President Donald Trump, who has been aggressively promoting the use of hydroxychloroquine within the treatment of COVID-19 patients, said that he would check out the reports.
His administration has stockpiled over 30 million doses of hydroxychloroquine, a large chunk of which has been imported from India.
"I don't know of the report. There are some excellent reports, and maybe this one's not a good report. But we'll be observing it. We'll have a treat it at some point," Trump told reporters during his daily White House press conference on coronavirus.
Trump was responding to an issue on a study released by a gaggle of scientists on the use of hydroxychloroquine with or without antibiotic azithromycin for 368 COVID-19 patients. The unreviewed study submitted to New England Journal of medicine for publication and posted online found no evidence that use of hydroxychloroquine, either with or without azithromycin, reduced the risk of mechanical ventilation in patients hospitalised with COVID-19.
"An association of increased overall mortality was identified in patients treated with hydroxychloroquine alone," said the study that was funded by the National Institute of Health or NIH.
NIH in its report 'Therapeutic Options for COVID-19 Currently Under Investigation' said that there are insufficient clinical data to either recommend or oppose using chloroquine or hydroxychloroquine for treatment of COVID-19.
If chloroquine or hydroxychloroquine is used, clinicians should monitor the patient for adverse effects, especially prolonged QTc interval, it said.
The panel of NIH experts recommended against the use of the mix of hydroxychloroquine and azithromycin due to the potential for toxicities.
US Food and Drug Administration Commissioner Stephen M Hahn said that no final judgment had been taken up to now.
"I've mentioned from this podium and in other venues before, what FDA goes to want is data from clinical trials, randomised clinical trials, hydroxychloroquine/placebo, to make a definitive decision around safety and efficacy," he told reporters.
The first one may be a small retrospective study at the VA. "And similar to the data we talked about before with the French study, this can be something that a doctorate would want to contemplate as a part of a decision in prescribing hydroxychloroquine," he said.

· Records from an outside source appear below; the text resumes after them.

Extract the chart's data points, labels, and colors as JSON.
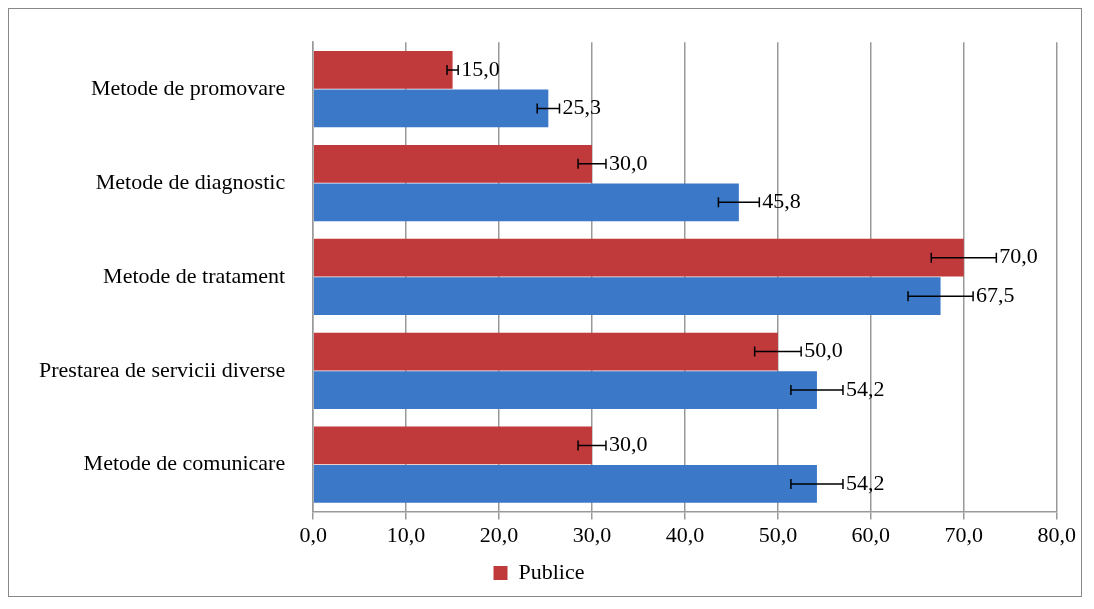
{
  "chart_data": {
    "type": "bar",
    "orientation": "horizontal",
    "categories": [
      "Metode de promovare",
      "Metode de diagnostic",
      "Metode de tratament",
      "Prestarea de servicii diverse",
      "Metode de comunicare"
    ],
    "series": [
      {
        "name": "Publice",
        "color": "#c0393b",
        "values": [
          15.0,
          30.0,
          70.0,
          50.0,
          30.0
        ],
        "errors": [
          0.6,
          1.5,
          3.5,
          2.5,
          1.5
        ],
        "value_labels": [
          "15,0",
          "30,0",
          "70,0",
          "50,0",
          "30,0"
        ]
      },
      {
        "color": "#3b78c8",
        "values": [
          25.3,
          45.8,
          67.5,
          54.2,
          54.2
        ],
        "errors": [
          1.2,
          2.2,
          3.5,
          2.8,
          2.8
        ],
        "value_labels": [
          "25,3",
          "45,8",
          "67,5",
          "54,2",
          "54,2"
        ]
      }
    ],
    "xlim": [
      0,
      80
    ],
    "xticks": [
      {
        "value": 0,
        "label": "0,0"
      },
      {
        "value": 10,
        "label": "10,0"
      },
      {
        "value": 20,
        "label": "20,0"
      },
      {
        "value": 30,
        "label": "30,0"
      },
      {
        "value": 40,
        "label": "40,0"
      },
      {
        "value": 50,
        "label": "50,0"
      },
      {
        "value": 60,
        "label": "60,0"
      },
      {
        "value": 70,
        "label": "70,0"
      },
      {
        "value": 80,
        "label": "80,0"
      }
    ],
    "grid": "x",
    "legend": "bottom"
  }
}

"But the preliminary data are helpful to providers. i would like to ask them (doctors) to include the information as we've got it come forward. It's not definitive data. It doesn't help us make a call from a regulatory review." "But doctors should incorporate that within the decision-making they make on a one-on-one basis," Hahn said in response to an issue.
Congressman Bill Pascrell said the report analysing hydroxychloroquine as a possible COVID-19 treatment at veterans hospitals could be a bombshell indictment of the damage Trump and his administration does to Americans by putting politics before science. "The world-class medicine and doctors we enjoy today are the fruit of generations of painstaking work by our ancestors. Evidence-based science is that the only reply of this crisis, not unproven miracle therapies personally favoured by Donald Trump," he said.
"Trump's frequent touting of this treatment was deeply irresponsible, and may have heaped unnecessary pain and suffering, to not mention false hope, upon Americans struck by this terrible illness." "I have repeatedly warned the FDA about the danger of prizing Trump's political pressure over the scientific process. Unless we are guided by science and science alone, we are going to have more unnecessary deaths on our hands," Pascrell said.